Less predictable 2017 county budget talks heartening

Votes for the Lycoming County budget are normally a formality, a rubber stamp that happens in early December to meet public notice guidelines.

And discussion of details of the plan, despite its size and the operational deficits of recent years, have often been minimal.

Not so this year.

There’s been open dialogue and plenty of disagreement on major portions of the spending plan, including debate over the future of the GEO Reentry Center, where a contract with the private management firm for the facility is up for renewal.

And the commissioners delayed the approval of the budget, scheduled for last week, until Thursday.

Commissioner Chairman Jack McKernan said the added week spent examining multiple details of the spending plan will lead to a budget that is “a little prettier.”

By that he meant additional savings that were previously missed might be found.

He cautioned that the county’s budget deficits – the new one showed a $9.6 million operational deficit last week – won’t be eliminated overnight.

Complete elimination of the budget deficit takes a year-round examination of the county’s spending and operations, which the commissioners promised to follow through on in 2017.

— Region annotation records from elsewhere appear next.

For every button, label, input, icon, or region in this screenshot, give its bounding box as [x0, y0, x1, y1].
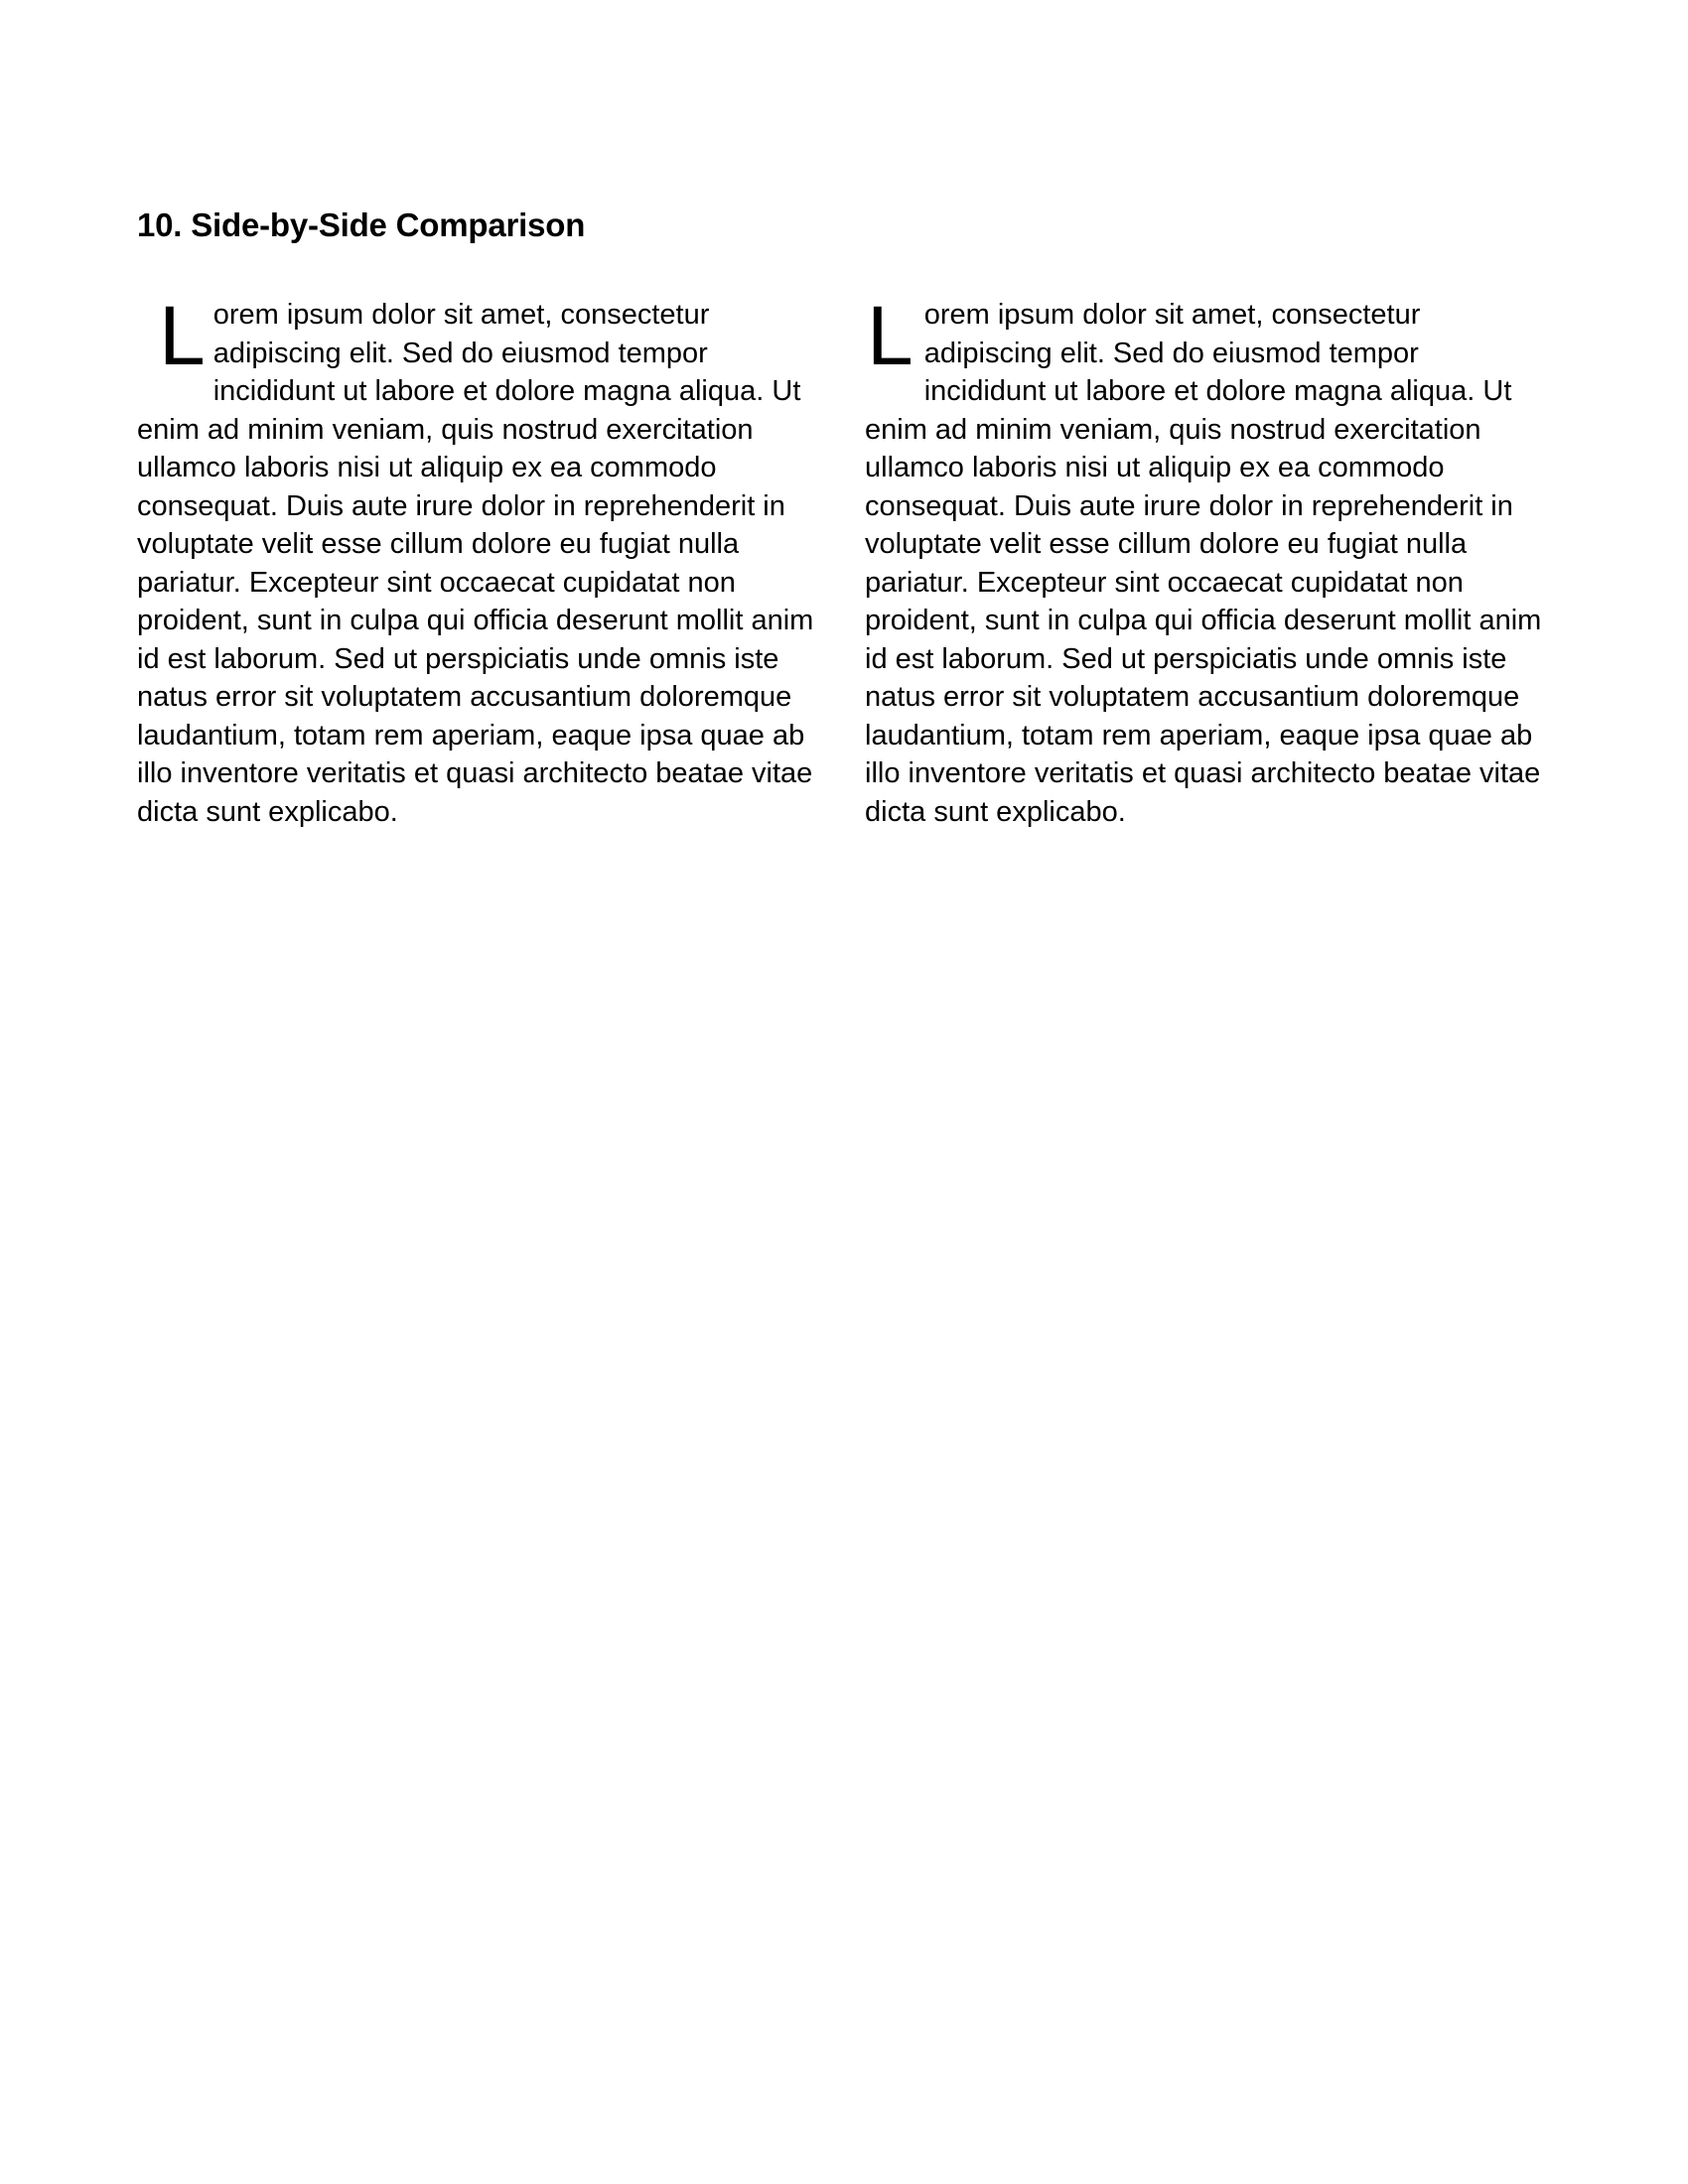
- side-by-side-columns: [137, 289, 1547, 831]
- drop-cap-letter-left: L: [159, 289, 206, 382]
- right-column-paragraph: orem ipsum dolor sit amet, consectetur adipiscing elit. Sed do eiusmod tempor incididunt ut labore et dolore magna aliqua. Ut enim ad minim veniam, quis nostrud exercitation ullamco laboris nisi ut aliquip ex ea commodo consequat. Duis aute irure dolor in reprehenderit in voluptate velit esse cillum dolore eu fugiat nulla pariatur. Excepteur sint occaecat cupidatat non proident, sunt in culpa qui officia deserunt mollit anim id est laborum. Sed ut perspiciatis unde omnis iste natus error sit voluptatem accusantium doloremque laudantium, totam rem aperiam, eaque ipsa quae ab illo inventore veritatis et quasi architecto beatae vitae dicta sunt explicabo.: [865, 299, 1542, 828]
- drop-cap-letter-right: L: [867, 289, 914, 382]
- page-title: 10. Side-by-Side Comparison: [137, 206, 586, 244]
- left-column-paragraph: orem ipsum dolor sit amet, consectetur adipiscing elit. Sed do eiusmod tempor incididunt ut labore et dolore magna aliqua. Ut enim ad minim veniam, quis nostrud exercitation ullamco laboris nisi ut aliquip ex ea commodo consequat. Duis aute irure dolor in reprehenderit in voluptate velit esse cillum dolore eu fugiat nulla pariatur. Excepteur sint occaecat cupidatat non proident, sunt in culpa qui officia deserunt mollit anim id est laborum. Sed ut perspiciatis unde omnis iste natus error sit voluptatem accusantium doloremque laudantium, totam rem aperiam, eaque ipsa quae ab illo inventore veritatis et quasi architecto beatae vitae dicta sunt explicabo.: [137, 299, 814, 828]
- left-column: [137, 289, 837, 831]
- right-column: [865, 289, 1547, 831]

We doubt the budget the commissioners are likely to approve tomorrow will satisfy county taxpayers.

We certainly are not happy about the continued operational deficits the county is running. That must end.

But taxpayers should be heartened that the budget issue is getting genuine examination and discussion, the kind of detailed spotlight that should be expected of the county’s chief elected leaders.

We believe this eventually will pay dividends in grounded decisions that will save the county money and allow it to operate more efficiently based on the most practical operations possible.

That’s what residents deserve. As long as the commissioners are headed in that direction, a little trust and patience is in order, even if the short-term product is not what many would hope for.